He would drive his first
race behind the wheel of a hot rod fitted with a flathead Ford V8.
Would break land speed records at the Bonneville Salt Flats in
1954. Would finish a respectable second place driving an
Aston-Martin DBR3 against C-type Jags at Aintree. Would ride with
the Aston-Martin team at LeMans in 1954. Would win at Torrey Pines
with a 4.1 liter Mexico Ferrari. Would become Sports Illustrated's
1956 "Sports Car Driver of the Year". And the magazine's "Driver
of the Year" in 1957. Would win a 100 mile race at Riverside in a
V8 Maserati. Would co-drive an Aston-Martin DBR 1/300 and win the
coveted 24 hours of LeMans. Would drive a Scarab to first place at
Continental Divide Raceways in 1960. And in his last year of
racing, would win the USAC Driving Championship for 1960. Unable
to compete with a deteriorating heart condition, his final lap in
racing was now history. Fortunately for car lovers, a new path was
about to begin.
His racing career now over,
Shelby set his sites on automotive design. On creating cars that
would be faster, lighter, more nimble, and able to win against the
world's best.. The result of this quest: The Shelby Cobra. In
1965, the Shelby-American Team, racing Cobra's at the 12 Heures De
Reims in France, scored enough points to win the prestigious FIA
World Championship of GT cars. Taking the title virtually owned by
Ferrari for a decade. Building on their success, the
Shelby-American Team began racing Ford GT40's in international
competition. The result? A win at the LeMans 24 hour race In 1966.

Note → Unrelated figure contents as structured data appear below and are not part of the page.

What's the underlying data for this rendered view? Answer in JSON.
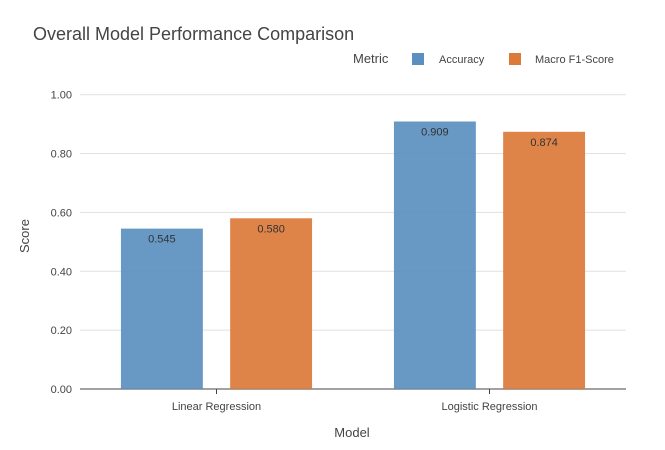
{
  "chart_data": {
    "type": "bar",
    "title": "Overall Model Performance Comparison",
    "xlabel": "Model",
    "ylabel": "Score",
    "categories": [
      "Linear Regression",
      "Logistic Regression"
    ],
    "series": [
      {
        "name": "Accuracy",
        "values": [
          0.545,
          0.909
        ],
        "labels": [
          "0.545",
          "0.909"
        ],
        "color": "#5b8fbf"
      },
      {
        "name": "Macro F1-Score",
        "values": [
          0.58,
          0.874
        ],
        "labels": [
          "0.580",
          "0.874"
        ],
        "color": "#dc7a3a"
      }
    ],
    "ylim": [
      0,
      1.05
    ],
    "yticks": [
      0,
      0.2,
      0.4,
      0.6,
      0.8,
      1.0
    ],
    "ytick_labels": [
      "0.00",
      "0.20",
      "0.40",
      "0.60",
      "0.80",
      "1.00"
    ],
    "legend_title": "Metric",
    "legend_position": "top-right",
    "grid": true
  }
}
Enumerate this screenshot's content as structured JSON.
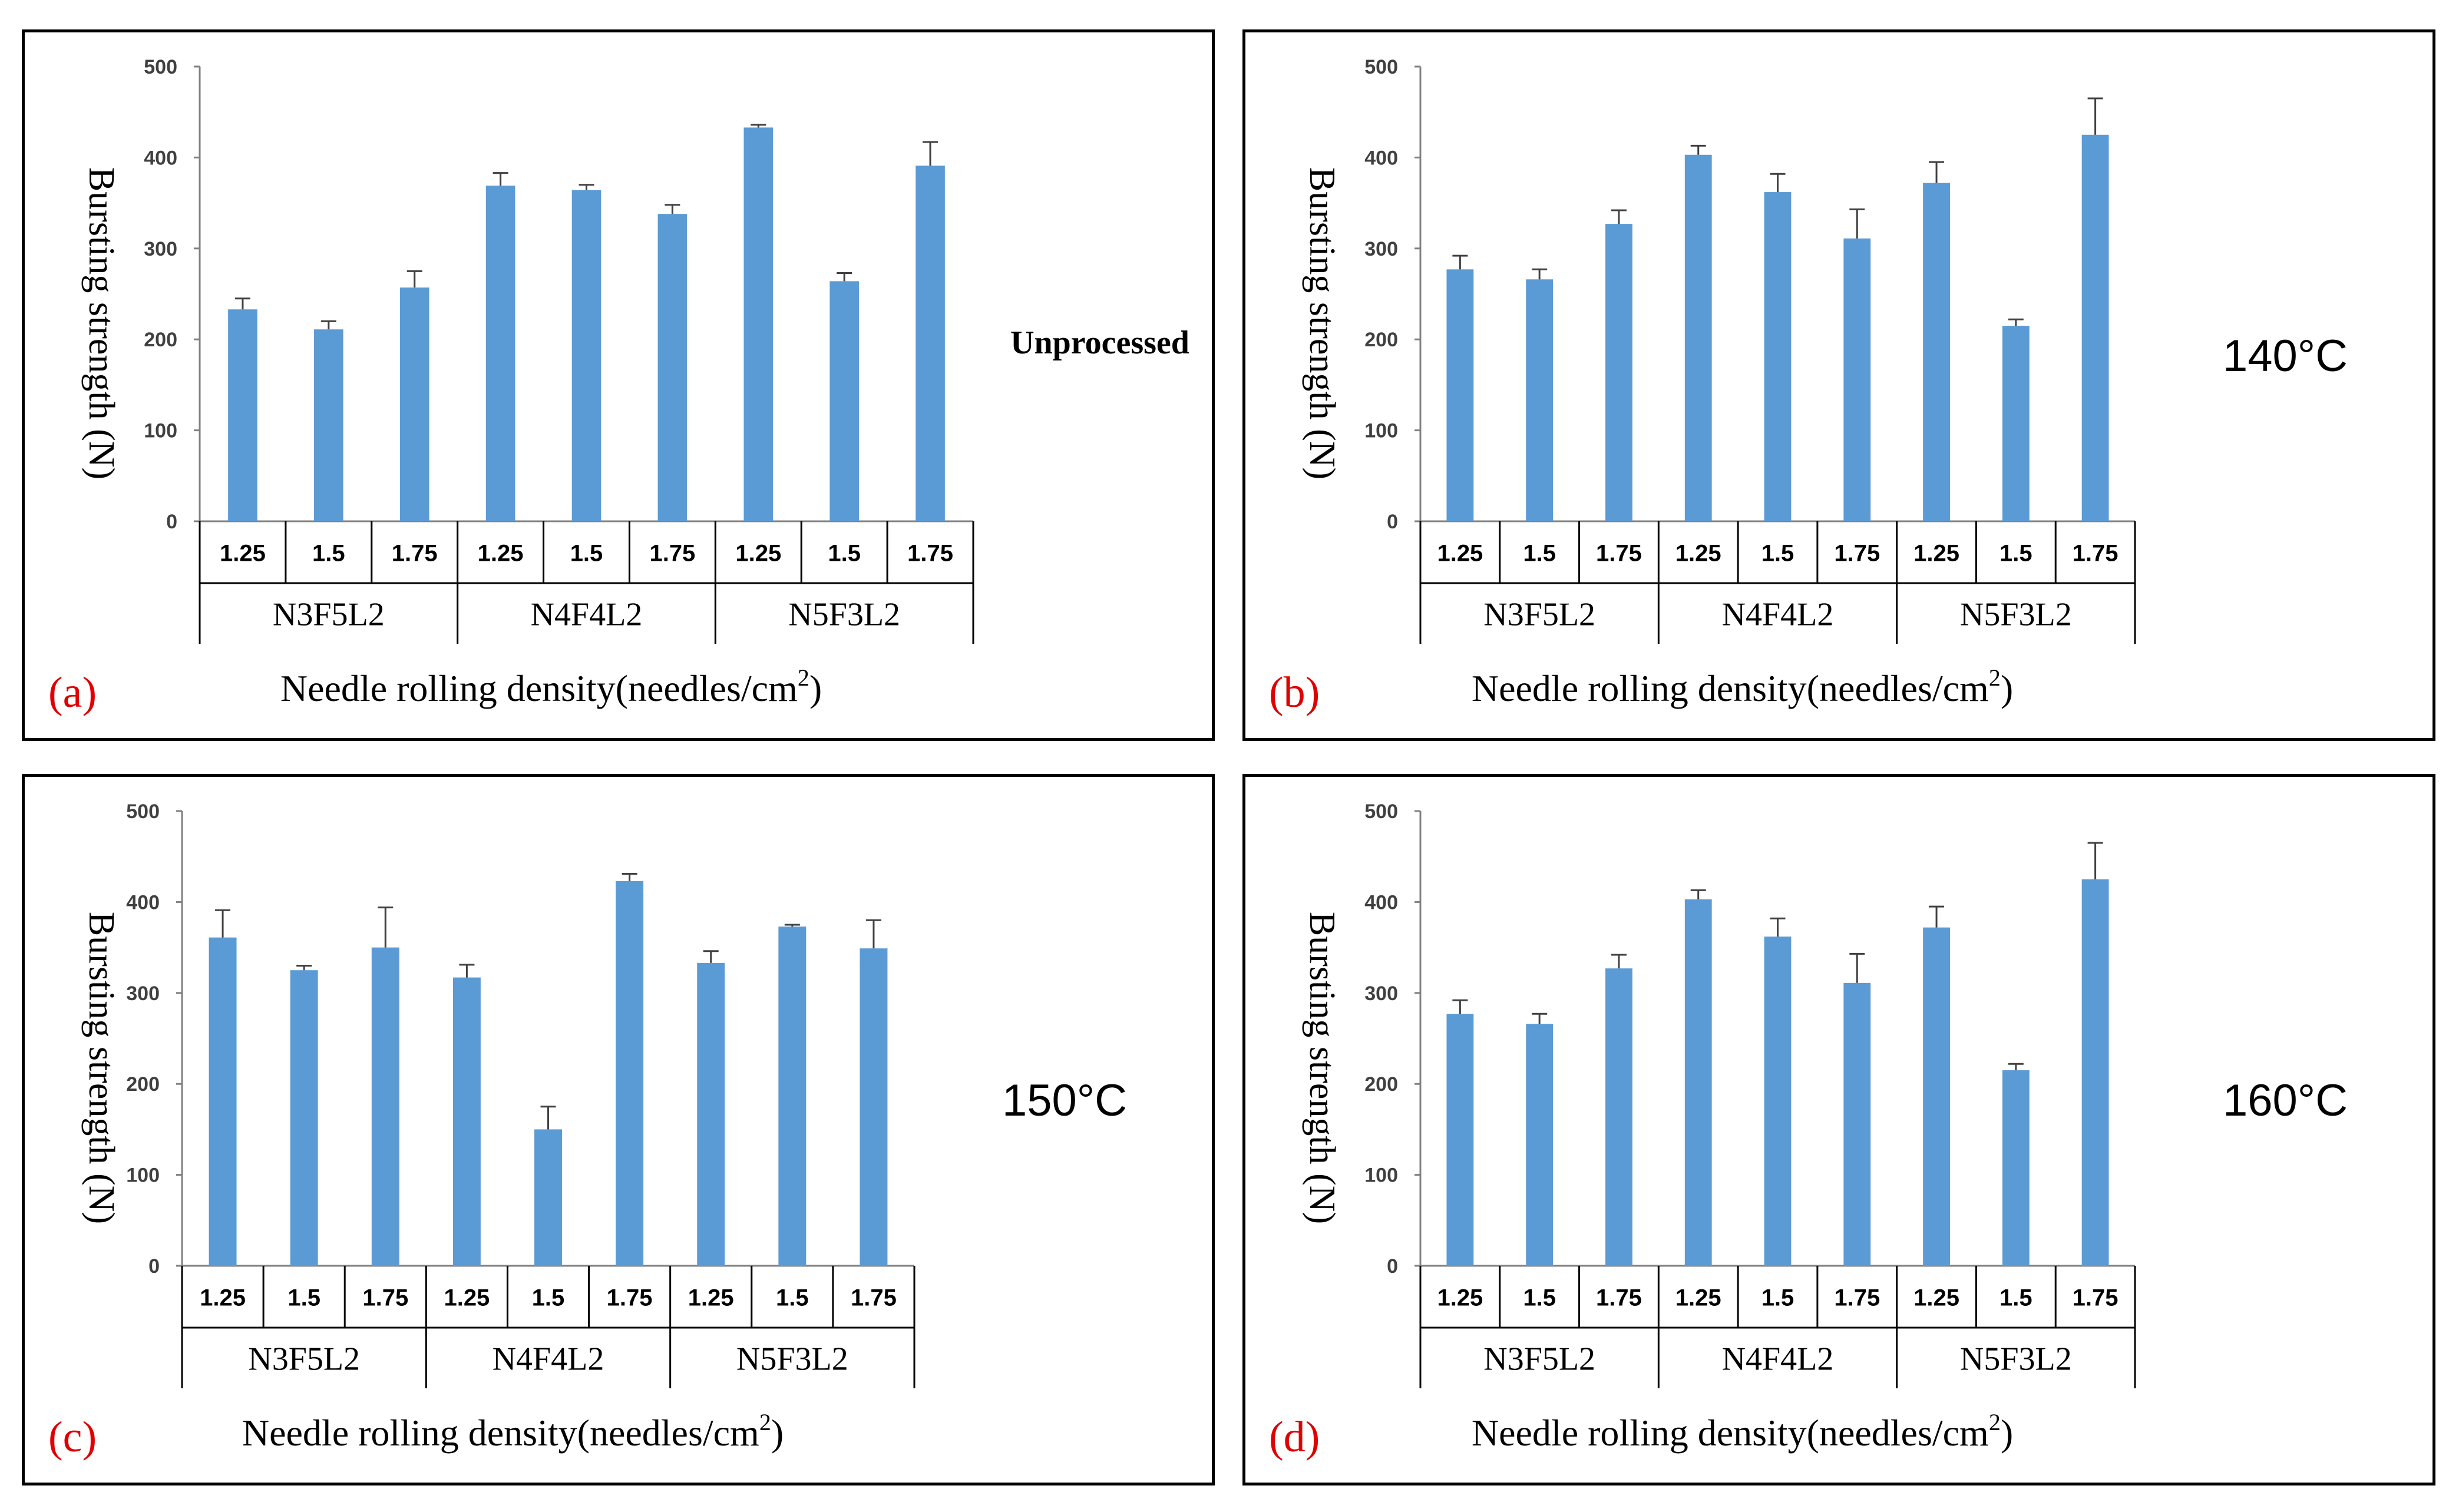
{
  "common": {
    "ylabel": "Bursting strength (N)",
    "xlabel_main": "Needle rolling density(needles/cm",
    "xlabel_sup": "2",
    "xlabel_close": ")",
    "bar_color": "#5b9bd5"
  },
  "chart_data": [
    {
      "type": "bar",
      "panel_label": "(a)",
      "condition": "Unprocessed",
      "ylabel": "Bursting strength (N)",
      "xlabel": "Needle rolling density(needles/cm2)",
      "ylim": [
        0,
        500
      ],
      "yticks": [
        "0",
        "100",
        "200",
        "300",
        "400",
        "500"
      ],
      "groups": [
        "N3F5L2",
        "N4F4L2",
        "N5F3L2"
      ],
      "categories": [
        "1.25",
        "1.5",
        "1.75",
        "1.25",
        "1.5",
        "1.75",
        "1.25",
        "1.5",
        "1.75"
      ],
      "values": [
        233,
        211,
        257,
        369,
        364,
        338,
        433,
        264,
        391
      ],
      "errors": [
        12,
        9,
        18,
        14,
        6,
        10,
        3,
        9,
        26
      ]
    },
    {
      "type": "bar",
      "panel_label": "(b)",
      "condition": "140°C",
      "ylabel": "Bursting strength (N)",
      "xlabel": "Needle rolling density(needles/cm2)",
      "ylim": [
        0,
        500
      ],
      "yticks": [
        "0",
        "100",
        "200",
        "300",
        "400",
        "500"
      ],
      "groups": [
        "N3F5L2",
        "N4F4L2",
        "N5F3L2"
      ],
      "categories": [
        "1.25",
        "1.5",
        "1.75",
        "1.25",
        "1.5",
        "1.75",
        "1.25",
        "1.5",
        "1.75"
      ],
      "values": [
        277,
        266,
        327,
        403,
        362,
        311,
        372,
        215,
        425
      ],
      "errors": [
        15,
        11,
        15,
        10,
        20,
        32,
        23,
        7,
        40
      ]
    },
    {
      "type": "bar",
      "panel_label": "(c)",
      "condition": "150°C",
      "ylabel": "Bursting strength (N)",
      "xlabel": "Needle rolling density(needles/cm2)",
      "ylim": [
        0,
        500
      ],
      "yticks": [
        "0",
        "100",
        "200",
        "300",
        "400",
        "500"
      ],
      "groups": [
        "N3F5L2",
        "N4F4L2",
        "N5F3L2"
      ],
      "categories": [
        "1.25",
        "1.5",
        "1.75",
        "1.25",
        "1.5",
        "1.75",
        "1.25",
        "1.5",
        "1.75"
      ],
      "values": [
        361,
        325,
        350,
        317,
        150,
        423,
        333,
        373,
        349
      ],
      "errors": [
        30,
        5,
        44,
        14,
        25,
        8,
        13,
        2,
        31
      ]
    },
    {
      "type": "bar",
      "panel_label": "(d)",
      "condition": "160°C",
      "ylabel": "Bursting strength (N)",
      "xlabel": "Needle rolling density(needles/cm2)",
      "ylim": [
        0,
        500
      ],
      "yticks": [
        "0",
        "100",
        "200",
        "300",
        "400",
        "500"
      ],
      "groups": [
        "N3F5L2",
        "N4F4L2",
        "N5F3L2"
      ],
      "categories": [
        "1.25",
        "1.5",
        "1.75",
        "1.25",
        "1.5",
        "1.75",
        "1.25",
        "1.5",
        "1.75"
      ],
      "values": [
        277,
        266,
        327,
        403,
        362,
        311,
        372,
        215,
        425
      ],
      "errors": [
        15,
        11,
        15,
        10,
        20,
        32,
        23,
        7,
        40
      ]
    }
  ]
}
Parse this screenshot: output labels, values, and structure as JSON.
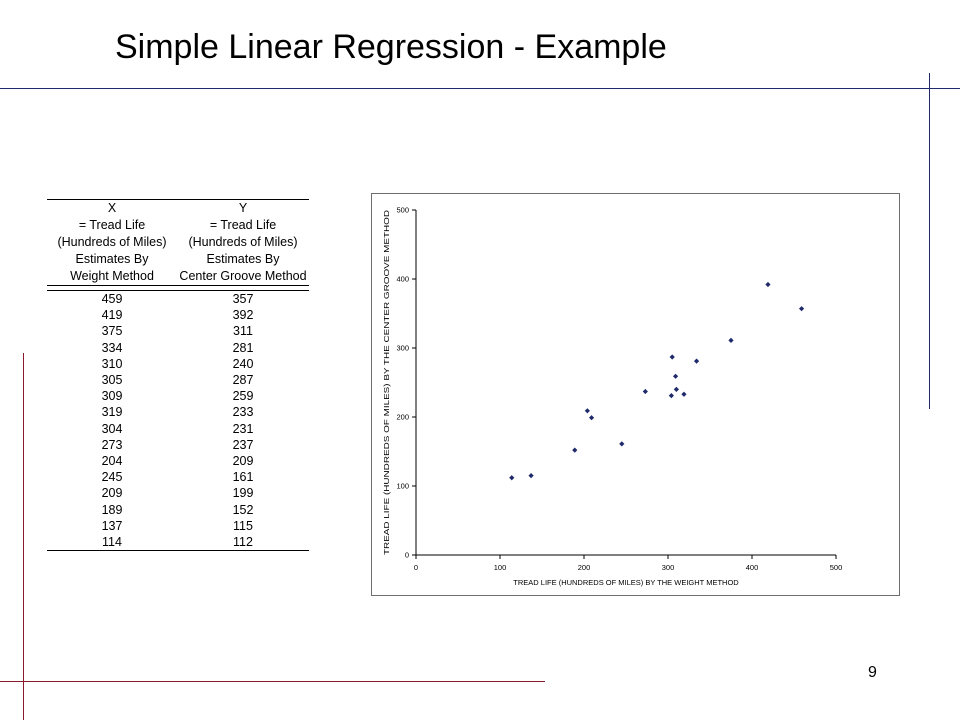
{
  "slide": {
    "title": "Simple Linear Regression - Example",
    "page_number": "9",
    "colors": {
      "rule_navy": "#1f2a6b",
      "rule_maroon": "#8b1a2e",
      "point": "#1f2a6b"
    }
  },
  "table": {
    "header_x": [
      "X",
      "= Tread Life",
      "(Hundreds of Miles)",
      "Estimates By",
      "Weight Method"
    ],
    "header_y": [
      "Y",
      "= Tread Life",
      "(Hundreds of Miles)",
      "Estimates By",
      "Center Groove Method"
    ],
    "rows": [
      [
        "459",
        "357"
      ],
      [
        "419",
        "392"
      ],
      [
        "375",
        "311"
      ],
      [
        "334",
        "281"
      ],
      [
        "310",
        "240"
      ],
      [
        "305",
        "287"
      ],
      [
        "309",
        "259"
      ],
      [
        "319",
        "233"
      ],
      [
        "304",
        "231"
      ],
      [
        "273",
        "237"
      ],
      [
        "204",
        "209"
      ],
      [
        "245",
        "161"
      ],
      [
        "209",
        "199"
      ],
      [
        "189",
        "152"
      ],
      [
        "137",
        "115"
      ],
      [
        "114",
        "112"
      ]
    ]
  },
  "chart_data": {
    "type": "scatter",
    "title": "",
    "xlabel": "TREAD LIFE (HUNDREDS OF MILES) BY THE WEIGHT METHOD",
    "ylabel": "TREAD LIFE (HUNDREDS OF MILES) BY THE CENTER GROOVE METHOD",
    "xlim": [
      0,
      500
    ],
    "ylim": [
      0,
      500
    ],
    "xticks": [
      0,
      100,
      200,
      300,
      400,
      500
    ],
    "yticks": [
      0,
      100,
      200,
      300,
      400,
      500
    ],
    "grid": false,
    "legend": "none",
    "marker": "diamond",
    "x": [
      459,
      419,
      375,
      334,
      310,
      305,
      309,
      319,
      304,
      273,
      204,
      245,
      209,
      189,
      137,
      114
    ],
    "y": [
      357,
      392,
      311,
      281,
      240,
      287,
      259,
      233,
      231,
      237,
      209,
      161,
      199,
      152,
      115,
      112
    ]
  }
}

And another in 1967. At the request of Ford, Shelby began
developing a high-performance Mustang for the street and track.
The popular success of the Shelby Mustangs of 1965-1970 were, in
large part, the result of Shelby's racing and design skills. But
Shelby's vision of building another high-performance car would
continue. Serving as the guiding inspiration, in the 90's, Shelby
American developed the awesome Shelby Series 1, the fastest car
ever tested in the standing measured mile. Shelby also helped
Chrysler develop the fast, sleek and powerful Viper. It was
achievements like these that led to Carroll Shelby's induction
into the Automotive Hall of Fame in 1992. Not bad for a guy from
Leesburg, Texas who began his career racing hot rods.
Carroll Shelby has again
turned his attention to making high-performance cars that will be
the standard for future generations. Will he be successful? If
past performance is any indication of future results, we have only
four words of advice: FASTEN YOUR SEAT BELTS.